Government’s objectives for the community forest program.

Provide long term opportunities for achieving a range of community objectives, values and benefits. Diversify the use and benefits derived from the community forest area. Provide social and economic benefits to BC. Undertake community forestry consistent with sound principles of environmental stewardship of a broad spectrum of values. Promote community involvement, participation and communication between aboriginal and non-aboriginal communities. Foster innovation and advocate worker safety.

The process involves three stages; obtaining the invitation to apply, the application itself and then the operational planning stage (Forest Stewardship Plan and Cutting Permits). The advisory group is concentrating on stage two; the application

The invitation to apply is valid for 120 days. The invitation is for an AAC of up to 13,600 cubic meters per year. This amount reflects the remaining AAC in the Sunshine Coast TSA small tenures allocation, not the actual proposed AAC which will be determined by a timber supply analysis of the CFA area. The MOF has agreed to conduct the analysis which saves the community considerable money. The application must include written documentation from the MOF district that the area is suitable and AAC is applicable for the CFA area.
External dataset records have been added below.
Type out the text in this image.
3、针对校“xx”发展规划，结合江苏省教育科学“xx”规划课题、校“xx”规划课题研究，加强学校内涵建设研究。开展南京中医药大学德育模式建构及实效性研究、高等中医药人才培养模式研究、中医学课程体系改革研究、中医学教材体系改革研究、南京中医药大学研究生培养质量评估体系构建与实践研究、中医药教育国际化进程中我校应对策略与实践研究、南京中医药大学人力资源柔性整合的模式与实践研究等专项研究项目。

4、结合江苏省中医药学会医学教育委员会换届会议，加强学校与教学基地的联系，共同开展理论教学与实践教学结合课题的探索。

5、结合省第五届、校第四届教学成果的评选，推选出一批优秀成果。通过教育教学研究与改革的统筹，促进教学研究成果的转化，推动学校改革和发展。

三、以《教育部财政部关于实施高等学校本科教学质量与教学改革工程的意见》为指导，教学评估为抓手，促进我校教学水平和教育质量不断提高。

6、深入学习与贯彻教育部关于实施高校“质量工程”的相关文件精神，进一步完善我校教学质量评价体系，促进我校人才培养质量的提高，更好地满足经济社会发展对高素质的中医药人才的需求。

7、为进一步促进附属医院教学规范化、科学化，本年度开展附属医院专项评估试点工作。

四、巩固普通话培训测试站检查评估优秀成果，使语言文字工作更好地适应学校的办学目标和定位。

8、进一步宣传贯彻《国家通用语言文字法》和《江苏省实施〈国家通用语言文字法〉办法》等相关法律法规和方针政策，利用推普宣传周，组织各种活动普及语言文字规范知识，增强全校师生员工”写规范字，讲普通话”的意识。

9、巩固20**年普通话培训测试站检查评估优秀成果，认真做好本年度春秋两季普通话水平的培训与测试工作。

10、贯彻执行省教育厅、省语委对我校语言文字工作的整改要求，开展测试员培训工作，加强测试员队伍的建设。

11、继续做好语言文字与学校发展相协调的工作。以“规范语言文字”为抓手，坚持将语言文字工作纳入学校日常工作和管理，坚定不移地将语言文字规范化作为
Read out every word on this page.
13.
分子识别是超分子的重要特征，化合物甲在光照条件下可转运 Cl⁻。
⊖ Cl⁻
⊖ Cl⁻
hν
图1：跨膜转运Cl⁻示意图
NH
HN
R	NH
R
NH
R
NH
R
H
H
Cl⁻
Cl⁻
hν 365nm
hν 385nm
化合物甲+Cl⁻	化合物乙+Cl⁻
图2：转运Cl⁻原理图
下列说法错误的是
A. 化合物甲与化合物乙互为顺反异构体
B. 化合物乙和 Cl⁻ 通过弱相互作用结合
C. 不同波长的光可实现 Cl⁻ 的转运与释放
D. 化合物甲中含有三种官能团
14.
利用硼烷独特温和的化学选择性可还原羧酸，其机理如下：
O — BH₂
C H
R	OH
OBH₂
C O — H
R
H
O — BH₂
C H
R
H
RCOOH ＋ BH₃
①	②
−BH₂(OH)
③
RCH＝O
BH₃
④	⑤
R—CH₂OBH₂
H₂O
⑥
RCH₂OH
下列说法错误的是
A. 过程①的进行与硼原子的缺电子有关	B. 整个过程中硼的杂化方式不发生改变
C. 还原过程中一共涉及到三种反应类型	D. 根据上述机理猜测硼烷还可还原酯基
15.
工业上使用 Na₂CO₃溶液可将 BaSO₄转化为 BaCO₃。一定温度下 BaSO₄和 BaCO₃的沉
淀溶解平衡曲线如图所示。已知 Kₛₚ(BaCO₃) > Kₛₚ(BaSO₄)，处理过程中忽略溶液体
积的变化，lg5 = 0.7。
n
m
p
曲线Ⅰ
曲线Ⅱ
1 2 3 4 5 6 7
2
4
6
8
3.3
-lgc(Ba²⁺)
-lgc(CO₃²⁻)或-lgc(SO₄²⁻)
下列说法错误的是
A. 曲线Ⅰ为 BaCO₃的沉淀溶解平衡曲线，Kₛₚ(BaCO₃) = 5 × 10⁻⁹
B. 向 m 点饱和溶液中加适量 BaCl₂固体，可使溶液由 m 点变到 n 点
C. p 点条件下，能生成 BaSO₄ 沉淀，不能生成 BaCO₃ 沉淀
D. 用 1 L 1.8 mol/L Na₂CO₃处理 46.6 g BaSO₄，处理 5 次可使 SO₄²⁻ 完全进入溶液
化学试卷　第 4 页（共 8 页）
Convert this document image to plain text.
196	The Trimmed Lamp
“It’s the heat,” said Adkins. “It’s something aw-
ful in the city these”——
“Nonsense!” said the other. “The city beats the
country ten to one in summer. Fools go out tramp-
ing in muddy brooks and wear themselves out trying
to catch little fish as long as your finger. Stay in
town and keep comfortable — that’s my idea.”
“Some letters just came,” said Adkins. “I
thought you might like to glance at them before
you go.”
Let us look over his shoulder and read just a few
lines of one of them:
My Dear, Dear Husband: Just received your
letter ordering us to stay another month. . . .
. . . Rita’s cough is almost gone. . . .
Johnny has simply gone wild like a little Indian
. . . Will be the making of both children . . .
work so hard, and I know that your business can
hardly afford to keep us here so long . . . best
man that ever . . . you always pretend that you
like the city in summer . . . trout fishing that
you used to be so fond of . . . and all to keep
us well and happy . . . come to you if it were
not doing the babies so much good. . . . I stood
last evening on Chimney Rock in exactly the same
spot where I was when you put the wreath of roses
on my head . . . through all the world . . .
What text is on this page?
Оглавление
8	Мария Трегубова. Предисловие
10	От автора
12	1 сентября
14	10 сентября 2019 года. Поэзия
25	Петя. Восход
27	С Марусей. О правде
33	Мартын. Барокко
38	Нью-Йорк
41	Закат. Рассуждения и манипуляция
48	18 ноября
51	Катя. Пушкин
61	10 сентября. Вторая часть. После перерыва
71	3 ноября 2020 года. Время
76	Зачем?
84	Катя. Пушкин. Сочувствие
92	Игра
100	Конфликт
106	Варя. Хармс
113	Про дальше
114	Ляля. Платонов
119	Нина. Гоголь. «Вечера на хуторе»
The legal entity which will hold the CFA must be established before the agreement is issued. This approach has been a joint effort of the Cortes Island community and Klahoose and its expected we will carry this forward in the corporate entity. A management plan must be prepared by a registered professional forester. Information regarding community awareness, support and ongoing involvement is required and there are business planning requirements which must be included. First nations with overlapping traditional territory must be consulted prior to award of the CFA.

The first step will be providing information to the community. A proposed budget has been developed to cover what is required to complete the application, including the legal process of establishing the corporate entity and hiring a forest consultant to prepare the management plan.

Advisory group contacts are; Bruce Ellingsen ,Kathy Francis , Liz Richardson , Ron Wolda, and Greg Hemphill

Bruce and Kathy have been joint spokespersons.